Chris­tian Zacha­rias est sans doute le plus mozar­tien des pia­nistes contem­po­rains. Il s’est asso­cié à Marie-Luise Hin­richs pour jouer deux concer­tos de Mozart assez connus mais rare­ment joués en concert, le Concer­to pour deux pia­nos, et une ver­sion pour deux pia­nos du Concer­to pour trois pia­nos4, œuvres rien moins que mineures, élé­gantes et un peu amères, jouées avec la légè­re­té et la dis­tance qui conviennent. Sur le même disque, la Sonate pour deux pia­nos, plus convenue.

Et pour en finir avec les concer­tos, deux trou­vailles : les Concer­tos n° 4 de Schar­wen­ka (1850- 1924) et n°1 de Sauer (1862−1942), par Ste­phen Hough et le City of Bir­min­gham5. C’est beau­coup mieux que Men­dels­sohn et Grieg, moins pom­peux que Tchaï­kovs­ki, ter­ri­fiant d’exigence tech­nique, bien construit, lyrique à sou­hait. À écou­ter toutes affaires ces­santes si vous aimez les grands concer­tos pour pia­no bien roman­tiques et sans com­plexes, à la Liszt et à la Rachmaninov.

Symphonies

L’intégrale Mah­ler de Svet­la­nov avec l’Orchestre sym­pho­nique d’État de Rus­sie se pour­suit avec les Sym­pho­nies 26 et 57, inter­pré­ta­tions aus­si enthou­sias­mantes que les pré­cé­dentes. La n° 2, dite “ Résur­rec­tion ”, avec sopra­no, alto et chœurs, est une des plus fortes et tour­men­tées de Mah­ler. Bour­rée de conno­ta­tions reli­gieuses sans réfé­rence expli­cite au chris­tia­nisme (on sait que Mah­ler, juif, s’était conver­ti pour rai­sons d’opportunité sociale, comme cela était d’ailleurs dans l’air du temps : Ste­fan Zweig raconte, dans Le monde d’hier, que Herzl, avant de conce­voir le sio­nisme, avait for­mé le pro­jet de conver­tir en masse tous les Juifs d’Autriche lors d’une grande céré­mo­nie à la cathé­drale de Vienne), vien­noise par excel­lence, aus­si pleine de contra­dic­tions que Mah­ler lui-même, oscil­lant entre l’abandon à la sen­sua­li­té la plus déca­dente et les évo­ca­tions de l’Apocalypse, c’est une œuvre majeure où l’on peut voir, peut-être, l’annonce des grands cata­clysmes qui vont secouer l’Europe quelques années plus tard.

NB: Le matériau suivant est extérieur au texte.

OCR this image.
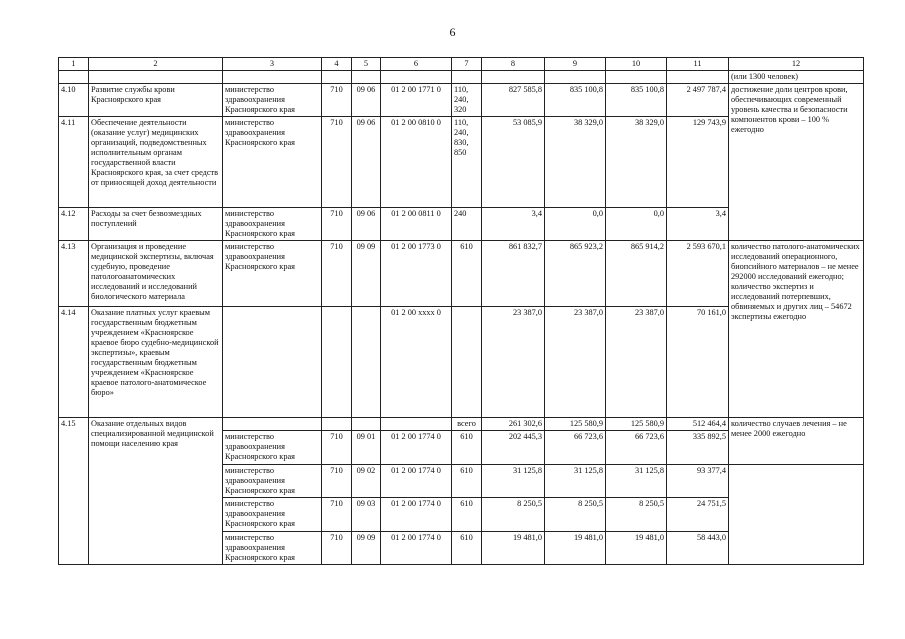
6
1	2	3	4	5	6	7	8	9	10	11	12
											(или 1300 человек)
4.10	Развитие службы крови Красноярского края	министерство здравоохранения Красноярского края	710	09 06	01 2 00 1771 0	110, 240, 320	827 585,8	835 100,8	835 100,8	2 497 787,4	достижение доли центров крови, обеспечивающих современный уровень качества и безопасности компонентов крови – 100 % ежегодно
4.11	Обеспечение деятельности (оказание услуг) медицинских организаций, подведомственных исполнительным органам государственной власти Красноярского края, за счет средств от приносящей доход деятельности	министерство здравоохранения Красноярского края	710	09 06	01 2 00 0810 0	110, 240, 830, 850	53 085,9	38 329,0	38 329,0	129 743,9	
4.12	Расходы за счет безвозмездных поступлений	министерство здравоохранения Красноярского края	710	09 06	01 2 00 0811 0	240	3,4	0,0	0,0	3,4	
4.13	Организация и проведение медицинской экспертизы, включая судебную, проведение патологоанатомических исследований и исследований биологического материала	министерство здравоохранения Красноярского края	710	09 09	01 2 00 1773 0	610	861 832,7	865 923,2	865 914,2	2 593 670,1	количество патолого-анатомических исследований операционного, биопсийного материалов – не менее 292000 исследований ежегодно; количество экспертиз и исследований потерпевших, обвиняемых и других лиц – 54672 экспертизы ежегодно
4.14	Оказание платных услуг краевым государственным бюджетным учреждением «Красноярское краевое бюро судебно-медицинской экспертизы», краевым государственным бюджетным учреждением «Красноярское краевое патолого-анатомическое бюро»				01 2 00 хххх 0		23 387,0	23 387,0	23 387,0	70 161,0	
4.15	Оказание отдельных видов специализированной медицинской помощи населению края					всего	261 302,6	125 580,9	125 580,9	512 464,4	количество случаев лечения – не менее 2000 ежегодно
		министерство здравоохранения Красноярского края	710	09 01	01 2 00 1774 0	610	202 445,3	66 723,6	66 723,6	335 892,5	
		министерство здравоохранения Красноярского края	710	09 02	01 2 00 1774 0	610	31 125,8	31 125,8	31 125,8	93 377,4	
		министерство здравоохранения Красноярского края	710	09 03	01 2 00 1774 0	610	8 250,5	8 250,5	8 250,5	24 751,5	
		министерство здравоохранения Красноярского края	710	09 09	01 2 00 1774 0	610	19 481,0	19 481,0	19 481,0	58 443,0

La Cin­quième, elle, est pure­ment orches­trale et plus linéaire, si l’on ose dire, et elle aura beau­coup pâti de l’utilisation de son inef­fable ada­giet­to par Vis­con­ti dans Mort à Venise, occul­tant l’ensemble d’une œuvre pour­tant très uni­taire. Svet­la­nov conduit avec sobrié­té et dis­tance et révèle une sym­pho­nie beau­coup moins paroxys­tique que ce à quoi l’on a été habitué.

Par com­pa­rai­son, la 3e Sym­pho­nie de Bru­ck­ner appa­raît comme simple et naïve, comme son com­po­si­teur, ado­ra­teur éper­du de Wag­ner, mépri­sé par Brahms et recon­nu comme un grand par… Mah­ler. Baren­boïm et le Phil­har­mo­nique de Ber­lin la jouent au pre­mier degré, comme une œuvre presque bee­tho­vé­nienne8.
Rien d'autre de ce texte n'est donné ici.